Kimball’s story correctly identifies how small town papers can thrive alongside the information revolution seen at big papers. Success comes by collecting the nuts and bolts information people want to know about their town that can’t be replicated or repeated on blogs and free sites. I’d further argue that the financial success of these papers is directly related to the debt load carried by the papers’ owners. A small town paper owned free and clear can be a license to print money if they have community support and low overhead. A small town paper owned along with 300 other small town papers by a company that went $500 million into hock to buy the lot of them is going to be held to an impossible profit expectation that will serve as a self-fulfilling prophecy of failure and decline.

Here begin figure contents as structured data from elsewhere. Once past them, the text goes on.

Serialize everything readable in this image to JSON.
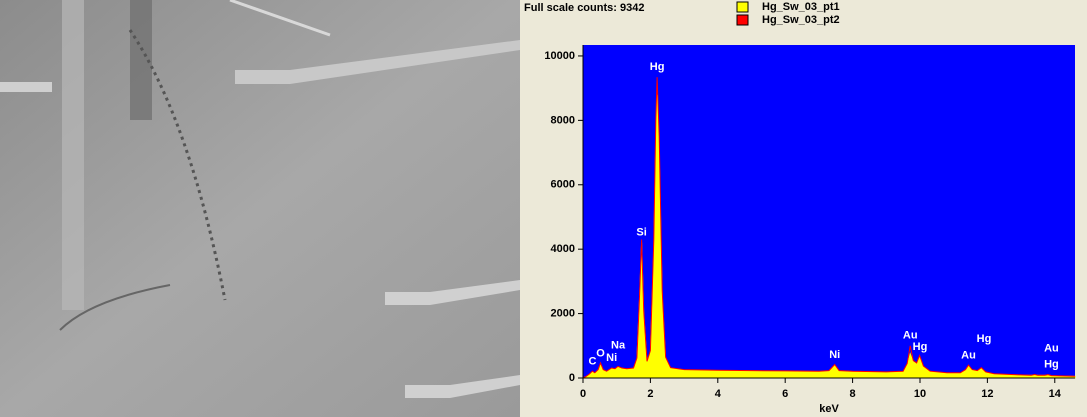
{
  "chart_data": {
    "type": "area",
    "title": "Full scale counts: 9342",
    "xlabel": "keV",
    "x": [
      0,
      0.1,
      0.2,
      0.28,
      0.35,
      0.45,
      0.52,
      0.6,
      0.7,
      0.85,
      0.95,
      1.04,
      1.15,
      1.3,
      1.5,
      1.6,
      1.68,
      1.74,
      1.8,
      1.9,
      2.0,
      2.1,
      2.16,
      2.2,
      2.26,
      2.35,
      2.45,
      2.6,
      3,
      4,
      5,
      6,
      7,
      7.3,
      7.47,
      7.6,
      8,
      9,
      9.5,
      9.62,
      9.71,
      9.8,
      9.9,
      9.99,
      10.1,
      10.3,
      10.8,
      11.2,
      11.35,
      11.44,
      11.55,
      11.7,
      11.82,
      11.95,
      12.2,
      13,
      13.3,
      13.4,
      13.5,
      13.7,
      13.8,
      13.9,
      14.2,
      14.6
    ],
    "series": [
      {
        "name": "Hg_Sw_03_pt1",
        "color": "#ffff00",
        "values": [
          0,
          50,
          120,
          200,
          150,
          250,
          450,
          250,
          200,
          300,
          280,
          350,
          300,
          280,
          300,
          600,
          2500,
          4200,
          2000,
          500,
          800,
          4000,
          7500,
          8800,
          7000,
          2500,
          600,
          300,
          250,
          230,
          220,
          210,
          200,
          220,
          400,
          220,
          200,
          180,
          200,
          400,
          750,
          500,
          450,
          650,
          350,
          200,
          150,
          150,
          250,
          380,
          250,
          220,
          300,
          180,
          120,
          90,
          80,
          100,
          80,
          80,
          100,
          70,
          60,
          50
        ]
      },
      {
        "name": "Hg_Sw_03_pt2",
        "color": "#ff0000",
        "values": [
          0,
          55,
          130,
          210,
          160,
          260,
          470,
          260,
          210,
          310,
          290,
          360,
          310,
          290,
          310,
          620,
          2600,
          4300,
          2100,
          520,
          850,
          4300,
          8000,
          9342,
          7500,
          2700,
          650,
          320,
          260,
          240,
          230,
          220,
          210,
          230,
          420,
          230,
          210,
          190,
          210,
          450,
          1000,
          550,
          470,
          700,
          370,
          210,
          160,
          160,
          260,
          400,
          260,
          230,
          320,
          190,
          130,
          95,
          85,
          110,
          85,
          85,
          105,
          75,
          65,
          55
        ]
      }
    ],
    "xlim": [
      0,
      14.6
    ],
    "ylim": [
      0,
      10340
    ],
    "xticks": [
      0,
      2,
      4,
      6,
      8,
      10,
      12,
      14
    ],
    "yticks": [
      0,
      2000,
      4000,
      6000,
      8000,
      10000
    ],
    "annotations": [
      {
        "text": "C",
        "x": 0.28,
        "y": 200
      },
      {
        "text": "O",
        "x": 0.52,
        "y": 450
      },
      {
        "text": "Ni",
        "x": 0.85,
        "y": 300
      },
      {
        "text": "Na",
        "x": 1.04,
        "y": 700
      },
      {
        "text": "Si",
        "x": 1.74,
        "y": 4200
      },
      {
        "text": "Hg",
        "x": 2.2,
        "y": 9342
      },
      {
        "text": "Ni",
        "x": 7.47,
        "y": 400
      },
      {
        "text": "Au",
        "x": 9.71,
        "y": 1000
      },
      {
        "text": "Hg",
        "x": 10.0,
        "y": 650
      },
      {
        "text": "Au",
        "x": 11.44,
        "y": 380
      },
      {
        "text": "Hg",
        "x": 11.9,
        "y": 900
      },
      {
        "text": "Au",
        "x": 13.9,
        "y": 600
      },
      {
        "text": "Hg",
        "x": 13.9,
        "y": 100
      }
    ]
  }
}
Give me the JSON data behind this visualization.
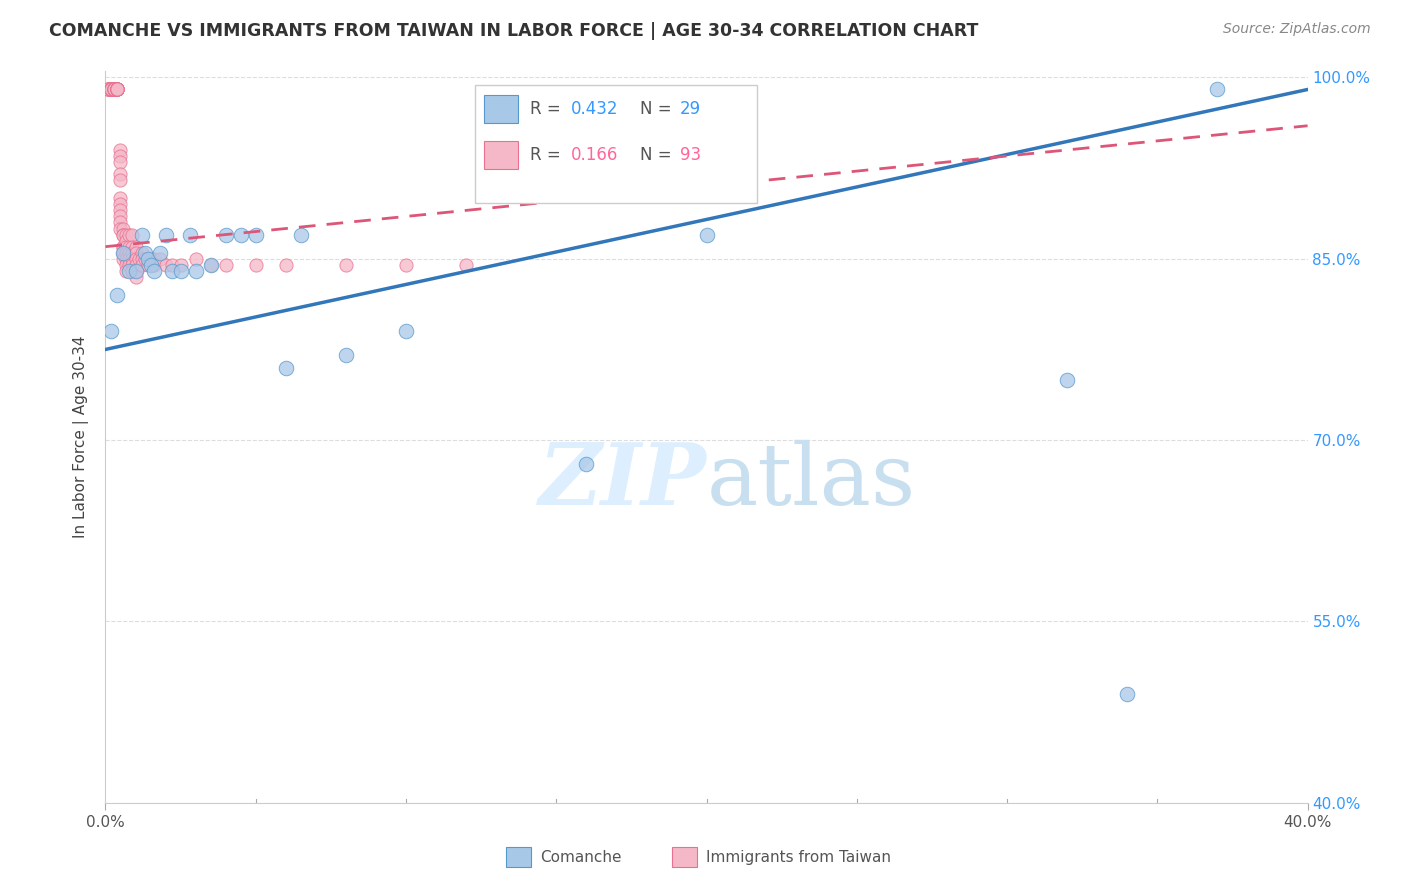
{
  "title": "COMANCHE VS IMMIGRANTS FROM TAIWAN IN LABOR FORCE | AGE 30-34 CORRELATION CHART",
  "source": "Source: ZipAtlas.com",
  "ylabel": "In Labor Force | Age 30-34",
  "xmin": 0.0,
  "xmax": 0.4,
  "ymin": 0.4,
  "ymax": 1.005,
  "yticks": [
    0.4,
    0.55,
    0.7,
    0.85,
    1.0
  ],
  "ytick_labels": [
    "40.0%",
    "55.0%",
    "70.0%",
    "85.0%",
    "100.0%"
  ],
  "legend_blue_r": "0.432",
  "legend_blue_n": "29",
  "legend_pink_r": "0.166",
  "legend_pink_n": "93",
  "blue_color": "#a8c8e8",
  "pink_color": "#f4b8c8",
  "blue_edge_color": "#5599cc",
  "pink_edge_color": "#e87090",
  "blue_line_color": "#3377bb",
  "pink_line_color": "#dd5577",
  "r_value_blue_color": "#3399ff",
  "r_value_pink_color": "#ff6699",
  "watermark_color": "#ddeeff",
  "background_color": "#ffffff",
  "grid_color": "#dddddd",
  "blue_scatter_x": [
    0.002,
    0.004,
    0.006,
    0.008,
    0.01,
    0.012,
    0.013,
    0.014,
    0.015,
    0.016,
    0.018,
    0.02,
    0.022,
    0.025,
    0.028,
    0.03,
    0.035,
    0.04,
    0.045,
    0.05,
    0.06,
    0.065,
    0.08,
    0.1,
    0.16,
    0.2,
    0.32,
    0.34,
    0.37
  ],
  "blue_scatter_y": [
    0.79,
    0.82,
    0.855,
    0.84,
    0.84,
    0.87,
    0.855,
    0.85,
    0.845,
    0.84,
    0.855,
    0.87,
    0.84,
    0.84,
    0.87,
    0.84,
    0.845,
    0.87,
    0.87,
    0.87,
    0.76,
    0.87,
    0.77,
    0.79,
    0.68,
    0.87,
    0.75,
    0.49,
    0.99
  ],
  "pink_scatter_x": [
    0.001,
    0.001,
    0.001,
    0.001,
    0.002,
    0.002,
    0.002,
    0.002,
    0.002,
    0.002,
    0.002,
    0.002,
    0.003,
    0.003,
    0.003,
    0.003,
    0.003,
    0.003,
    0.003,
    0.004,
    0.004,
    0.004,
    0.004,
    0.004,
    0.004,
    0.004,
    0.004,
    0.004,
    0.005,
    0.005,
    0.005,
    0.005,
    0.005,
    0.005,
    0.005,
    0.005,
    0.005,
    0.005,
    0.005,
    0.006,
    0.006,
    0.006,
    0.006,
    0.006,
    0.006,
    0.006,
    0.006,
    0.007,
    0.007,
    0.007,
    0.007,
    0.007,
    0.007,
    0.007,
    0.008,
    0.008,
    0.008,
    0.008,
    0.008,
    0.009,
    0.009,
    0.009,
    0.009,
    0.009,
    0.009,
    0.009,
    0.01,
    0.01,
    0.01,
    0.01,
    0.01,
    0.01,
    0.011,
    0.012,
    0.012,
    0.012,
    0.013,
    0.014,
    0.015,
    0.016,
    0.016,
    0.018,
    0.02,
    0.022,
    0.025,
    0.03,
    0.035,
    0.04,
    0.05,
    0.06,
    0.08,
    0.1,
    0.12
  ],
  "pink_scatter_y": [
    0.99,
    0.99,
    0.99,
    0.99,
    0.99,
    0.99,
    0.99,
    0.99,
    0.99,
    0.99,
    0.99,
    0.99,
    0.99,
    0.99,
    0.99,
    0.99,
    0.99,
    0.99,
    0.99,
    0.99,
    0.99,
    0.99,
    0.99,
    0.99,
    0.99,
    0.99,
    0.99,
    0.99,
    0.94,
    0.935,
    0.93,
    0.92,
    0.915,
    0.9,
    0.895,
    0.89,
    0.885,
    0.88,
    0.875,
    0.875,
    0.87,
    0.87,
    0.86,
    0.86,
    0.855,
    0.855,
    0.85,
    0.87,
    0.865,
    0.86,
    0.855,
    0.85,
    0.845,
    0.84,
    0.87,
    0.86,
    0.855,
    0.85,
    0.845,
    0.87,
    0.86,
    0.855,
    0.85,
    0.845,
    0.84,
    0.84,
    0.86,
    0.855,
    0.85,
    0.845,
    0.84,
    0.835,
    0.85,
    0.855,
    0.85,
    0.845,
    0.85,
    0.845,
    0.85,
    0.85,
    0.845,
    0.85,
    0.845,
    0.845,
    0.845,
    0.85,
    0.845,
    0.845,
    0.845,
    0.845,
    0.845,
    0.845,
    0.845
  ],
  "blue_trendline_x": [
    0.0,
    0.4
  ],
  "blue_trendline_y": [
    0.775,
    0.99
  ],
  "pink_trendline_x": [
    0.0,
    0.4
  ],
  "pink_trendline_y": [
    0.86,
    0.96
  ]
}
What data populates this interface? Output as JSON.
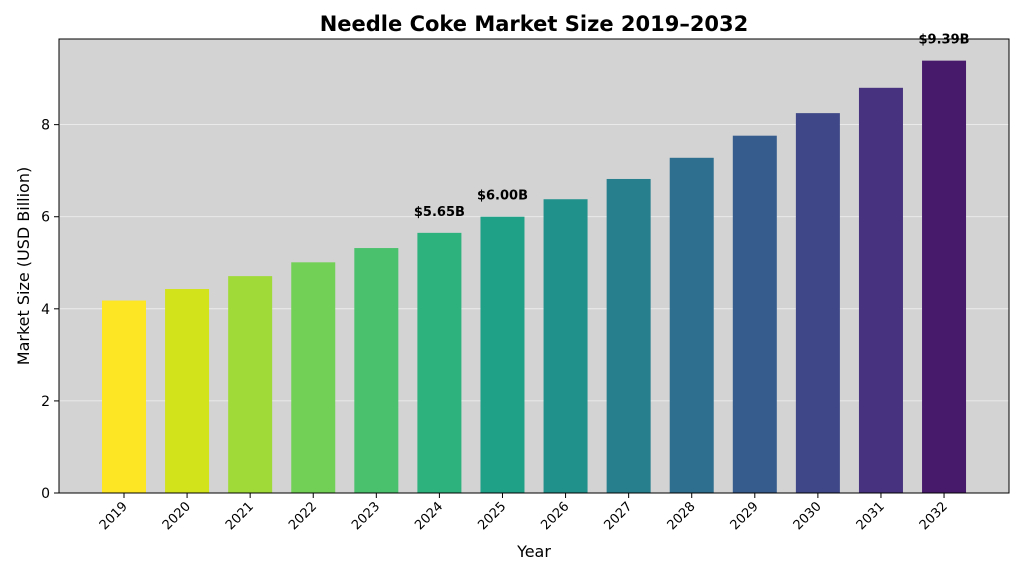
{
  "chart_data": {
    "type": "bar",
    "title": "Needle Coke Market Size 2019–2032",
    "xlabel": "Year",
    "ylabel": "Market Size (USD Billion)",
    "ylim": [
      0,
      9.86
    ],
    "yticks": [
      0,
      2,
      4,
      6,
      8
    ],
    "grid": true,
    "categories": [
      "2019",
      "2020",
      "2021",
      "2022",
      "2023",
      "2024",
      "2025",
      "2026",
      "2027",
      "2028",
      "2029",
      "2030",
      "2031",
      "2032"
    ],
    "values": [
      4.18,
      4.43,
      4.71,
      5.01,
      5.32,
      5.65,
      6.0,
      6.38,
      6.82,
      7.28,
      7.76,
      8.25,
      8.8,
      9.39
    ],
    "colors": [
      "#fde725",
      "#d2e21b",
      "#a0da39",
      "#73d056",
      "#4ac16d",
      "#2db27d",
      "#1fa187",
      "#21918c",
      "#277f8e",
      "#2e6e8e",
      "#365c8d",
      "#3f4788",
      "#46327e",
      "#481a6c"
    ],
    "data_labels": [
      {
        "index": 5,
        "text": "$5.65B"
      },
      {
        "index": 6,
        "text": "$6.00B"
      },
      {
        "index": 13,
        "text": "$9.39B"
      }
    ],
    "background": "#d3d3d3"
  }
}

This brings me to my third find from Monday’s web patrol, this John C. Dvorak piece from PC Magazine called “Newspaper Publishers are Idiots.” Naturally, as a working newspaper columnist still (barely) in the biz, the citation of this link shouldn’t imply that my newspaper publisher is an idiot, but rather other newspaper publishers. The stupid ones.

Dvorak joins Shirky and Kimball in identifying obvious change factors in the newspaper business that have been either ignored or mishandled by the industry leaders since the 1990s. In essence, the newspapers of the future (or whatever they are called) will find their niche in reporting of hard, useful information about the communities they cover. Because that can’t be faked. Columns, pop culture analysis, “localization stories” and blog posts can be faked. Trust me. I do it all the time.

It’s not that there won’t be columns, editorials and the like in the future. It’s that newspapers that want to make money will find a way to severely reduce the repetition of information that can be found for free online and substantially ramp up the publication of new, credible information that the public wants or needs to know. Periodically, the papers and news sites in my neighborhood do just that. But having been a local newspaper editor and an outsider looking in, I can safely say that reporters’ and editors’ ability to do good work is severely hampered by an industry that still doesn’t get it.

Elephant in the room alert: The reason all this seems so revolutionary when it actually isn’t is because this change will involve a lot of very powerful people losing an obscene amount of money.